Frank Jensen



Salten, Dinamarca.1956



Sobre el viajar infinito

Eudald Camps


    De entre las muchas constantes que Frank Jensen (Salten, 1956) mantiene intactas en su trabajo -estamos delante de un artista de la variación-, posiblemente es la metáfora del viajero la que  sigue explicando mejor su relación con la práctica pictórica, más aún que todas aquellas que nos lo definen como un autor de sensibilidad musical que plantea sutilísimos juegos armónicos o, más aún, que hace de los equilibrios  tonales el hilo conductor -el leit motiv- de series enteras.

    Como todo buen viajero, Jensen, además, es fiel a la circularidad que siempre ha caracterizado la concepción clásica del periplo. Ulises sale de Ítaca y vuelve a Ítaca convertido en un hombre nuevo -que es también un hombre ético-, formado gracias al contacto con los diferentes paisajes, tanto físicos como humanos, que solamente el viajero es capaz de proporcionar; cuando le preguntan “¿A dónde os dirigís?”, al Heinrich  Von Offerdingen de Novalis, él responde, de manera invariable: “Siempre hacia casa” o como en el Wilhelm Meister de Goethe, donde los años de viaje y los de aprendizaje se confunden en virtud de un modelo filosófico que persigue, en última instancia, la construcción de la propia identidad: todos estos viajeros literarios - Ulises (el de Homero, pero también el de Joyce), Offerdingen, Wilhelm Meister o hasta el mismísimo Félix Krull ,irónico e inacabado, de Thomas Mann- comparten su carácter abierto, en permanente construcción, permeable, atento a las diferencias más sutiles que el paisaje les puede ofrecer o, como decíamos, a las variaciones de un tema central que no es otro que el hecho mismo de viajar . O, en palabra de Claudio Magris, uno de los grandes viajeros que nos regala la literatura contemporánea: “Viajar es una experiencia musiliana, más poderosa en manos del sentido de las posibilidades que no del principio de la realidad. Como en unas excavaciones arqueológicas, se descubren otras capas de realidad, las posibilidades concretas que no se han realizado materialmente pero que existían y que sobreviven en trapos olvidados por el transcurso del tiempo, en pasos aún abiertos, en estados aún fluctuantes”.

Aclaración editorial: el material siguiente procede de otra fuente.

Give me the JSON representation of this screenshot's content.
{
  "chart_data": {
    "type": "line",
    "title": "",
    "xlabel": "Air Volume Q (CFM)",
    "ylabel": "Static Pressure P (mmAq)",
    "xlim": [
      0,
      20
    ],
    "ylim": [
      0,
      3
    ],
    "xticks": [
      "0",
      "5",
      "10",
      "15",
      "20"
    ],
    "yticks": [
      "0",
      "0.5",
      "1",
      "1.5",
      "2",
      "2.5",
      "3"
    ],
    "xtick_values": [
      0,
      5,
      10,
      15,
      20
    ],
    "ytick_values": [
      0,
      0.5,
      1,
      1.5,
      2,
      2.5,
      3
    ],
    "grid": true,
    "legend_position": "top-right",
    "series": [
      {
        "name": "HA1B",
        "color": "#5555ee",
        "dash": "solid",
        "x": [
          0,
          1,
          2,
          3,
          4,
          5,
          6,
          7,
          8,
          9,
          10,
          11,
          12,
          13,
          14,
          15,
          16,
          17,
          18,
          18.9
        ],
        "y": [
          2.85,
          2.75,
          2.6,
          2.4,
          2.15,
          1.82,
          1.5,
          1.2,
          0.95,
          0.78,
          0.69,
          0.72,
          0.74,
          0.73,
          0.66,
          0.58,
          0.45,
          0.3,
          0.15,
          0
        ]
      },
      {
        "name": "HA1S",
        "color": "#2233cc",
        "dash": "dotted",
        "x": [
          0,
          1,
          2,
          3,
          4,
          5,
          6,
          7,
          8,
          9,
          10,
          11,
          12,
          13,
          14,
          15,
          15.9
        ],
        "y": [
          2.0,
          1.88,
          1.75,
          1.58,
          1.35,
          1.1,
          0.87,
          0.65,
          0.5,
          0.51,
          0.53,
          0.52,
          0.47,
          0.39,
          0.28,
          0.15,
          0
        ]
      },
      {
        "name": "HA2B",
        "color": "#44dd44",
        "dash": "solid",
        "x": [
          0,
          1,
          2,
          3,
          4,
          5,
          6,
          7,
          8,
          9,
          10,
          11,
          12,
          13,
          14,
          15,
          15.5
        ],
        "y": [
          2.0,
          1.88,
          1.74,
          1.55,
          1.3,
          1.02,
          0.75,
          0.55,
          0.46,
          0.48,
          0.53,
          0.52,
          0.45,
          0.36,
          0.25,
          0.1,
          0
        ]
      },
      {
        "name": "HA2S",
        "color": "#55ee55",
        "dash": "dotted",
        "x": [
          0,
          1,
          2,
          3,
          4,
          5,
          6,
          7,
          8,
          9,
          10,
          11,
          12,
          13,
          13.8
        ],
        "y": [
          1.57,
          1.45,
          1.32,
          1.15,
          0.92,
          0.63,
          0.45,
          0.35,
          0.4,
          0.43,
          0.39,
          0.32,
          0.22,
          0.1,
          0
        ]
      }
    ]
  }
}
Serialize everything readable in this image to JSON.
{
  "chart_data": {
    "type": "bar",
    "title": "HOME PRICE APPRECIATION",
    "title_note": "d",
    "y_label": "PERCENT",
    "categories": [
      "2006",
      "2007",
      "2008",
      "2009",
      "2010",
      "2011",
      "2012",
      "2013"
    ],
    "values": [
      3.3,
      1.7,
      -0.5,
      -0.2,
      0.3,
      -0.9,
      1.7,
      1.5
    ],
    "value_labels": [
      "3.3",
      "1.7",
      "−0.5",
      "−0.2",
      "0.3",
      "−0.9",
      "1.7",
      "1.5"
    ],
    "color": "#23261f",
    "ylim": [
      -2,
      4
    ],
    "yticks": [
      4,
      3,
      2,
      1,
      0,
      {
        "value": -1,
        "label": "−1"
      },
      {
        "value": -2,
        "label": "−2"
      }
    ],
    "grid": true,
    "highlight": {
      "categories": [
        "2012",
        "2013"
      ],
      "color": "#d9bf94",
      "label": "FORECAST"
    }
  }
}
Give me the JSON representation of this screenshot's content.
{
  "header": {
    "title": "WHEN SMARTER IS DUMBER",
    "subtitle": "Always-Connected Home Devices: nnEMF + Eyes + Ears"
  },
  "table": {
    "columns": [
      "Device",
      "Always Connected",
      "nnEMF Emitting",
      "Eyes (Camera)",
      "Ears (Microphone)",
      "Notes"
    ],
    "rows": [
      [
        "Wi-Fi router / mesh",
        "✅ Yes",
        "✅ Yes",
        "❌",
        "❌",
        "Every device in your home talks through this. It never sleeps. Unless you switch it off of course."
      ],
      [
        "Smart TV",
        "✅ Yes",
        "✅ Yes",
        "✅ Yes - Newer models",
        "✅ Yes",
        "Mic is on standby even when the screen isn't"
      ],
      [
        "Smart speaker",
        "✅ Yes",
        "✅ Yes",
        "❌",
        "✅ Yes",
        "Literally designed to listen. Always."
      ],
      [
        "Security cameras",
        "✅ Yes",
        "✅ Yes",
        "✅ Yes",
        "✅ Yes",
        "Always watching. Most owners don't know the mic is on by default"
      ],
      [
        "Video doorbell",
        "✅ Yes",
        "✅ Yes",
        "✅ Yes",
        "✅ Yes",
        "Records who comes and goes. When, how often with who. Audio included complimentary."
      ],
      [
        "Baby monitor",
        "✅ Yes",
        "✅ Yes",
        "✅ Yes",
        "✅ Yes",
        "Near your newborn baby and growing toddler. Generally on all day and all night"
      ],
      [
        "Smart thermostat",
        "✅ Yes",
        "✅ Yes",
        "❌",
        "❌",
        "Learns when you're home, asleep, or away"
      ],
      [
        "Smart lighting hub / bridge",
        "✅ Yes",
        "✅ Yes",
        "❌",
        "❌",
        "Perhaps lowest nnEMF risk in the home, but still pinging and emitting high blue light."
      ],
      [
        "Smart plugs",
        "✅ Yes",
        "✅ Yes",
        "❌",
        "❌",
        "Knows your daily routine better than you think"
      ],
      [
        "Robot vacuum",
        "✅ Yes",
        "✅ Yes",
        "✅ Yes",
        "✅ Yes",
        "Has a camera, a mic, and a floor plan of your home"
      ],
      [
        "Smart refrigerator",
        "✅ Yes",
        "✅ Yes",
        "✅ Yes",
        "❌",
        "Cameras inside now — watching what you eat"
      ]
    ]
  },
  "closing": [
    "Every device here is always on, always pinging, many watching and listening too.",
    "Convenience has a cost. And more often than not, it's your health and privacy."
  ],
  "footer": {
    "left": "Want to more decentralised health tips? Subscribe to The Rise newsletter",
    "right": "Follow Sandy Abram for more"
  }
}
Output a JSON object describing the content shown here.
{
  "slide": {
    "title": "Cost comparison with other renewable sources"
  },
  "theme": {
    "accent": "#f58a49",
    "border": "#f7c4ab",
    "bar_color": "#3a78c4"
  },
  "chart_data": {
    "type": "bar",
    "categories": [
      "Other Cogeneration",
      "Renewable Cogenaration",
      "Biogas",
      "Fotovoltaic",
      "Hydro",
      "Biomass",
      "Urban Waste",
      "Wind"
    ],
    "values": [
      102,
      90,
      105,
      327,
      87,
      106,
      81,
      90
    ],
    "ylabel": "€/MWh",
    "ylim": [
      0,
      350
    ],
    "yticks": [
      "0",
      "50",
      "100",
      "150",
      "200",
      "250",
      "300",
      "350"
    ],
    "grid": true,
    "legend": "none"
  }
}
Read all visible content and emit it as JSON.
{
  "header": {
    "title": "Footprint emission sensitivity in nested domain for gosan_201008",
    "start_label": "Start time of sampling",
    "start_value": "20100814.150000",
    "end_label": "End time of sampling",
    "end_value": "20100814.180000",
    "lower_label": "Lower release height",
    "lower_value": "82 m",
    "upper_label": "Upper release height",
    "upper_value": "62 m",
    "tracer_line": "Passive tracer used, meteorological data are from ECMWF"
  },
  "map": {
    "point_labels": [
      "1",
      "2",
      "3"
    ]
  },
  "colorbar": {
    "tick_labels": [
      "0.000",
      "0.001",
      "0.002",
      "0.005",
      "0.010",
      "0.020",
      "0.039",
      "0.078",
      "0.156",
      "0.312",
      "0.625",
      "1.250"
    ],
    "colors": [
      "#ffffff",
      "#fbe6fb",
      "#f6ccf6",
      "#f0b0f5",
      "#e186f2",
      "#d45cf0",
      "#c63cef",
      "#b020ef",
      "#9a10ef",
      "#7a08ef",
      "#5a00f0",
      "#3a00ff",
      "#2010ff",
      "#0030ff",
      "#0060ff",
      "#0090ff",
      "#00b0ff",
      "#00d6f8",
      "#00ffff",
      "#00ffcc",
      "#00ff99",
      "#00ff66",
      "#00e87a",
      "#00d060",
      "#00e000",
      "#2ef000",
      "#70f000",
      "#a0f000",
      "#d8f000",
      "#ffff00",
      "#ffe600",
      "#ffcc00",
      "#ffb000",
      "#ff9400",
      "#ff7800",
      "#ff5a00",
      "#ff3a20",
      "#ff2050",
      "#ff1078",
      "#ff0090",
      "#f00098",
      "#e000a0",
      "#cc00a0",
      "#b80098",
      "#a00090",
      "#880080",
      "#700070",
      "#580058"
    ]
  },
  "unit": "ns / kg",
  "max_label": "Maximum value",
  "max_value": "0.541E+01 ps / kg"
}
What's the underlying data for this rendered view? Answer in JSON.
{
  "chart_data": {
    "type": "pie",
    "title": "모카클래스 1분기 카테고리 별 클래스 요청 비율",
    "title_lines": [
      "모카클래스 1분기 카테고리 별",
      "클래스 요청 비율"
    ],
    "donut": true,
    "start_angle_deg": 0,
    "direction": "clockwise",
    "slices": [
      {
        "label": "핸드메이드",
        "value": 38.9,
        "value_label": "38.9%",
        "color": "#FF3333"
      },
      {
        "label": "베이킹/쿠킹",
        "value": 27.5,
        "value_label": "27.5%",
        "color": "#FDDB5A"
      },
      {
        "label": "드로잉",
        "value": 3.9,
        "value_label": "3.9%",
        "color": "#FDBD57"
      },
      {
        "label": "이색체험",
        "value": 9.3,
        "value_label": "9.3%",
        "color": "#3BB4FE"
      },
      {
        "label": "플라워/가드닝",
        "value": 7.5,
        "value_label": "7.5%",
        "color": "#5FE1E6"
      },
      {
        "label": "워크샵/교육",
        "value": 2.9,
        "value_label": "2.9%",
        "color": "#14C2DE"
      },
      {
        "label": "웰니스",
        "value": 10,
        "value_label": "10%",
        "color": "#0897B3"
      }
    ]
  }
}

    En este sentido, e íntimamente relacionada con el viaje, la otra constante sólidamente instalada en la aventura pictórica de Frank Jensen es la que define un tipo de mirada muy especial en relación con el paisaje. En la espléndida página web del Observatorio del Paisaje de Catalunya un glosario nos recuerda cual es el valor estético de su objeto de estudio:  se trataría de la “capacidad que tiene un paisaje para transmitir un determinado sentimiento de belleza, en función del significado y la apreciación cultural que ha adquirido a los largo de la historia, así como el valor intrínseco en función de los colores, la diversidad, la forma, las proporciones, la escala, la textura y la unidad de los elementos que la conforman”. Claro está, por tanto, que dejando de lado las categorías estéticas  más o menos específicas (encabezadas por el perenne sublime romántico) aquello que queda es una amalgama difícil de sistematizar pero que apunta, de manera inequívoca, en una única dirección: la de la construcción simbólica.

    Es decir: Frank Jensen es un artista que viaja simbólicamente con su pintura ( después de haber viajado, y mucho, desde su Dinamarca natal ) y que gracias al hecho de viajar (también a través de disciplinas artísticas o de actividades profesionales que bien poca cosa tienen a ver con el mundo del arte) ha aprendido a describir un paisaje que es físico y mental a partes iguales, que es una síntesis de todos los paisajes vistos hasta el momento y que, de alguna manera, también consigue reflejar con nitidez cual es su estadio de evolución humana en este acontecer. Lo explica a la perfección una célebre parábola de Borges citada por el mismo Magris en sus Microcosmos: “Un hombre se propone el trabajo de dibujar el mundo. Con el paso de los años, llena un espacio con imágenes de provincias, de reinos, de montañas, de abadías, de naves, de islas, de peces, de estancias, de instrumentos, de astros, de caballos y de personas. Poco antes de morir, descubre que este laberinto paciente de líneas traza la imagen de un rostro”. Ni más ni menos: pintura hecha de viajes, de tránsito, a través de los perfiles desiguales del mundo.